The market didn’t just bleed, we also saw assets refresh new 2018 lows.

Moreover, the doom Sayers reckoned that Bitcoin and alternative digital assets belonged at zero.

Anyhow, that that’s their opinion what matters is that the development being practised in the space.

Cryptocurrency corporations are working tirelessly to confirm that they are generating real-world use cases for the assets.

This will drive adoption with a ripple effect on the worth of the assets.

A recent survey by a well-liked person within the crypto universe requested for peoples’ opinion on that coins can expertise large growth in 2019.
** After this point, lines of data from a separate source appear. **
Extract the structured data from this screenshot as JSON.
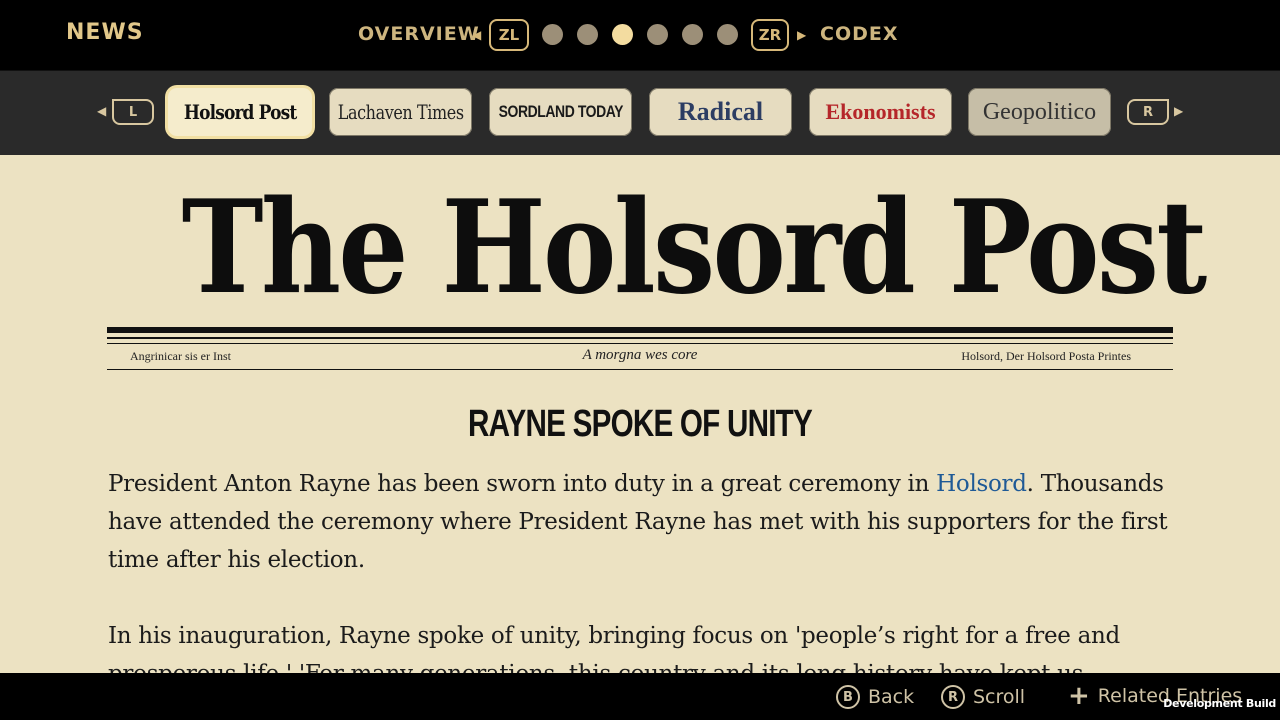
{
  "topbar": {
    "section_title": "NEWS",
    "overview_label": "OVERVIEW",
    "codex_label": "CODEX",
    "prev_button": "ZL",
    "next_button": "ZR",
    "page_dots": {
      "count": 6,
      "active_index": 2
    },
    "colors": {
      "accent": "#e2c88a",
      "dot_inactive": "#9c8f78",
      "dot_active": "#f3dca0"
    }
  },
  "tabs": {
    "prev_button": "L",
    "next_button": "R",
    "items": [
      {
        "label": "Holsord Post",
        "active": true
      },
      {
        "label": "Lachaven Times",
        "active": false
      },
      {
        "label": "SORDLAND TODAY",
        "active": false
      },
      {
        "label": "Radical",
        "active": false
      },
      {
        "label": "Ekonomists",
        "active": false
      },
      {
        "label": "Geopolitico",
        "active": false
      }
    ]
  },
  "paper": {
    "masthead": "The Holsord Post",
    "dateline_left": "Angrinicar sis er Inst",
    "dateline_center": "A morgna wes core",
    "dateline_right": "Holsord, Der Holsord Posta Printes",
    "headline": "RAYNE SPOKE OF UNITY",
    "paragraph1_before_link": "President Anton Rayne has been sworn into duty in a great ceremony in ",
    "paragraph1_link": "Holsord",
    "paragraph1_after_link": ". Thousands have attended the ceremony where President Rayne has met with his supporters for the first time after his election.",
    "paragraph2": "In his inauguration, Rayne spoke of unity, bringing focus on 'people’s right for a free and prosperous life.' 'For many generations, this country and its long history have kept us",
    "colors": {
      "paper": "#ece2c2",
      "link": "#1f5a96"
    }
  },
  "bottombar": {
    "back_glyph": "B",
    "back_label": "Back",
    "scroll_glyph": "R",
    "scroll_label": "Scroll",
    "related_glyph": "+",
    "related_label": "Related Entries",
    "build_label": "Development Build"
  }
}
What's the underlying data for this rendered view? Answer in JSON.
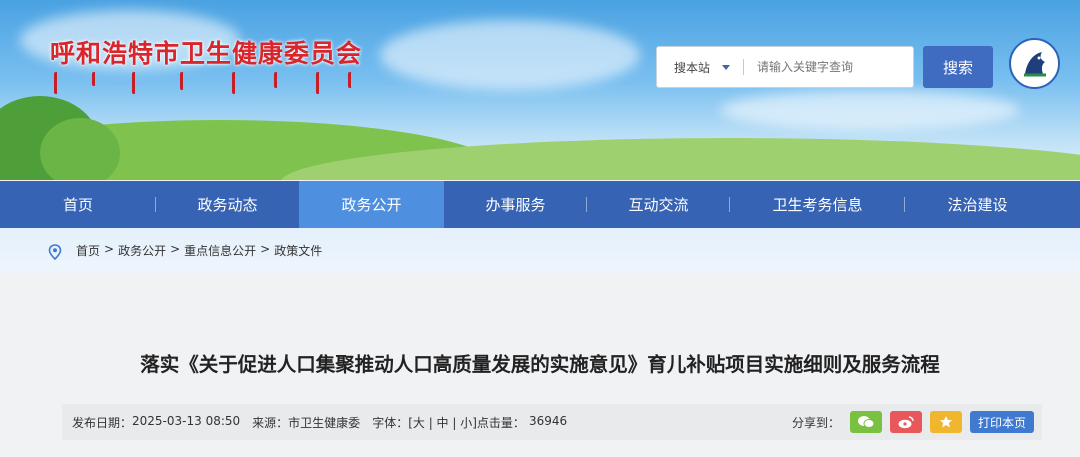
{
  "header": {
    "site_title": "呼和浩特市卫生健康委员会",
    "search": {
      "site_option": "搜本站",
      "placeholder": "请输入关键字查询",
      "button_label": "搜索"
    }
  },
  "nav": {
    "items": [
      {
        "label": "首页"
      },
      {
        "label": "政务动态"
      },
      {
        "label": "政务公开",
        "active": true
      },
      {
        "label": "办事服务"
      },
      {
        "label": "互动交流"
      },
      {
        "label": "卫生考务信息"
      },
      {
        "label": "法治建设"
      }
    ]
  },
  "breadcrumb": [
    "首页",
    ">",
    "政务公开",
    ">",
    "重点信息公开",
    ">",
    "政策文件"
  ],
  "article": {
    "title": "落实《关于促进人口集聚推动人口高质量发展的实施意见》育儿补贴项目实施细则及服务流程",
    "meta": {
      "publish_label": "发布日期：",
      "publish_date": "2025-03-13 08:50",
      "source_label": "来源：",
      "source": "市卫生健康委",
      "font_label": "字体：",
      "font_sizes": "[大 | 中 | 小]",
      "clicks_label": "点击量：",
      "clicks": "36946"
    },
    "share": {
      "label": "分享到：",
      "print_label": "打印本页"
    }
  },
  "colors": {
    "nav_bg": "#3663b3",
    "nav_active": "#4f8fe0",
    "title_red": "#d9262c",
    "wechat": "#7ac142",
    "weibo": "#e8575a",
    "favorite": "#f0b62e",
    "print": "#3f79d0"
  }
}
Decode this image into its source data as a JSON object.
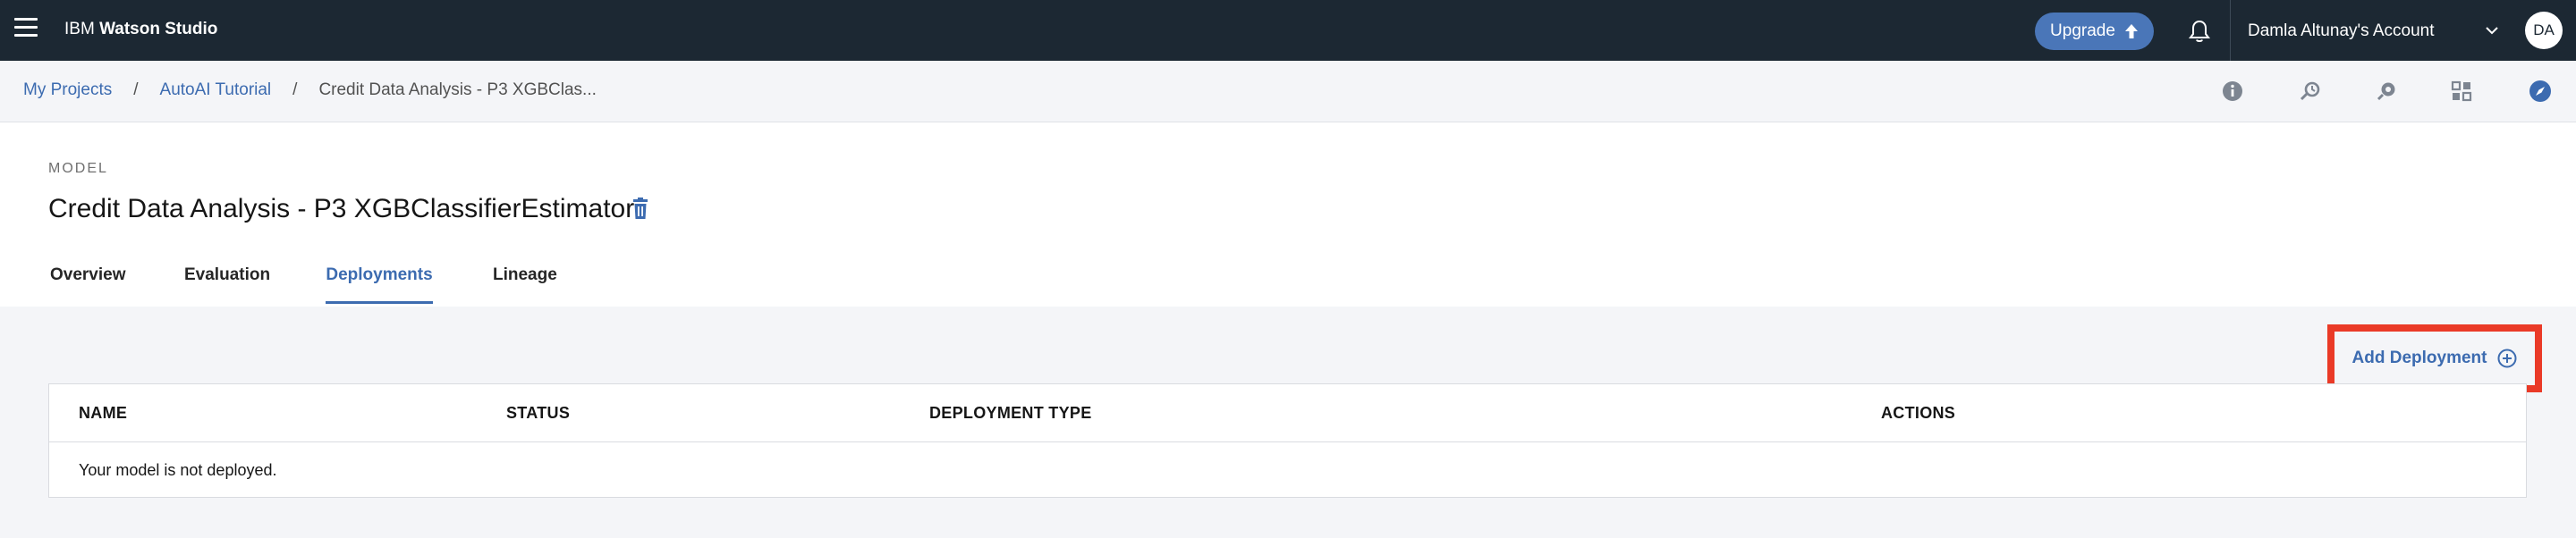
{
  "topbar": {
    "brand_prefix": "IBM",
    "brand_name": "Watson Studio",
    "upgrade_label": "Upgrade",
    "account_label": "Damla Altunay's Account",
    "avatar_initials": "DA"
  },
  "breadcrumb": {
    "items": [
      "My Projects",
      "AutoAI Tutorial"
    ],
    "separator": "/",
    "current": "Credit Data Analysis - P3 XGBClas..."
  },
  "toolbar_icons": [
    "info-icon",
    "history-icon",
    "data-icon",
    "grid-icon",
    "compass-icon"
  ],
  "header": {
    "eyebrow": "MODEL",
    "title": "Credit Data Analysis - P3 XGBClassifierEstimator"
  },
  "tabs": [
    {
      "label": "Overview",
      "active": false
    },
    {
      "label": "Evaluation",
      "active": false
    },
    {
      "label": "Deployments",
      "active": true
    },
    {
      "label": "Lineage",
      "active": false
    }
  ],
  "actions": {
    "add_deployment_label": "Add Deployment"
  },
  "table": {
    "columns": [
      "NAME",
      "STATUS",
      "DEPLOYMENT TYPE",
      "ACTIONS"
    ],
    "empty_message": "Your model is not deployed."
  },
  "colors": {
    "topbar_bg": "#1c2833",
    "accent": "#3c6bb0",
    "upgrade_bg": "#4a76b8",
    "highlight": "#ea3a27"
  }
}
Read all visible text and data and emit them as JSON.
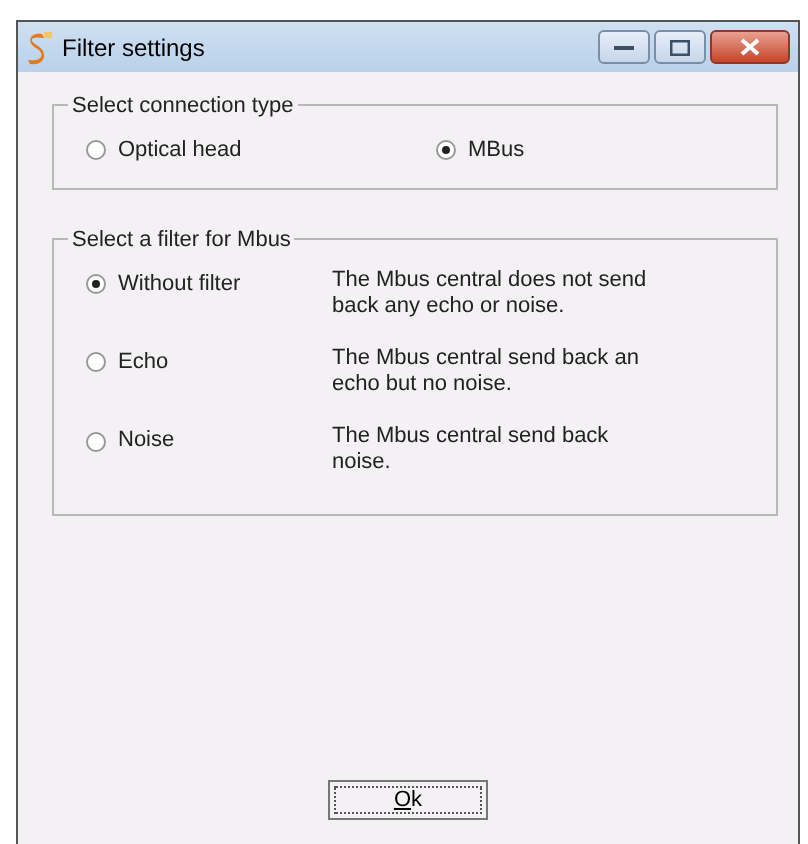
{
  "window": {
    "title": "Filter settings"
  },
  "connection_group": {
    "title": "Select connection type",
    "options": [
      {
        "label": "Optical head",
        "selected": false
      },
      {
        "label": "MBus",
        "selected": true
      }
    ]
  },
  "filter_group": {
    "title": "Select a filter for Mbus",
    "options": [
      {
        "label": "Without filter",
        "description": "The Mbus central does not send back any echo or noise.",
        "selected": true
      },
      {
        "label": "Echo",
        "description": "The Mbus central send back an echo but no noise.",
        "selected": false
      },
      {
        "label": "Noise",
        "description": "The Mbus central send back noise.",
        "selected": false
      }
    ]
  },
  "ok_button": {
    "label": "Ok"
  }
}
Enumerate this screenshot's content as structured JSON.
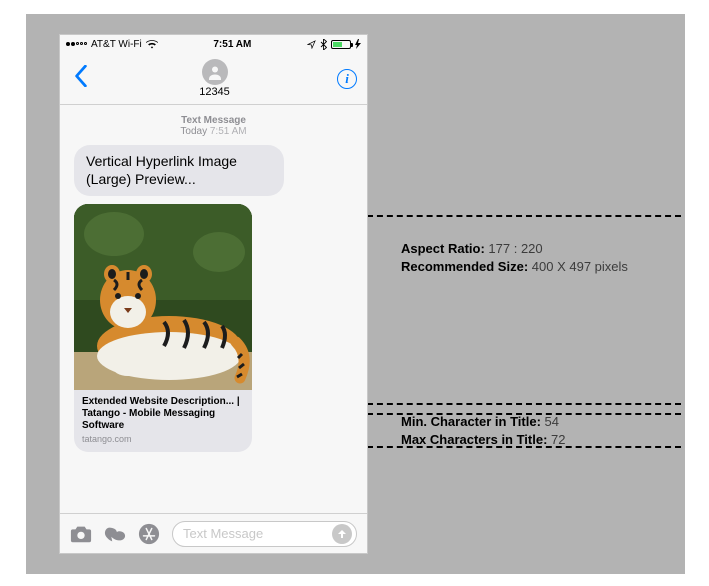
{
  "status": {
    "carrier": "AT&T Wi-Fi",
    "time": "7:51 AM"
  },
  "nav": {
    "contact": "12345"
  },
  "timestamp": {
    "label": "Text Message",
    "date": "Today",
    "time": "7:51 AM"
  },
  "message": {
    "text": "Vertical Hyperlink Image (Large) Preview..."
  },
  "preview": {
    "title": "Extended Website Description... | Tatango - Mobile Messaging Software",
    "domain": "tatango.com",
    "image_hint": "Tiger lying down, green foliage background"
  },
  "input": {
    "placeholder": "Text Message"
  },
  "annotations": {
    "image": {
      "aspect_label": "Aspect Ratio:",
      "aspect_value": "177 : 220",
      "size_label": "Recommended Size:",
      "size_value": "400 X 497 pixels"
    },
    "title": {
      "min_label": "Min. Character in Title:",
      "min_value": "54",
      "max_label": "Max Characters in Title:",
      "max_value": "72"
    }
  }
}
“2018 was brutal! 2019 will make all that hell worth it as long as you accumulated the right coins/tokens! Which will see the biggest return in 2019?”

Most of the respondents believed that XRP can receive the most important boost within the coming year with most saying that it’ll battle the market leader for the first position in terms of market capitalisation.

The Twitter survey isn’t scientific, however, the data collected was from real accounts.

At least three quarters of the correspondents believed in XRP superior potential to grow in 2019.

Bitcoin was supported by only 11 percent of all the participants whereas Ethereum (ETH) took up seven percent of the correspondents.

Eight percent of the correspondents said that they would choose coins outside the top 3.

You can trade Bitcoin on Belfrics’ cryptocurrency exchange at the click of a button (www.belfrics.io). You can also download the Belfrics App now and start trading Bitcoin so that you enjoy the rise!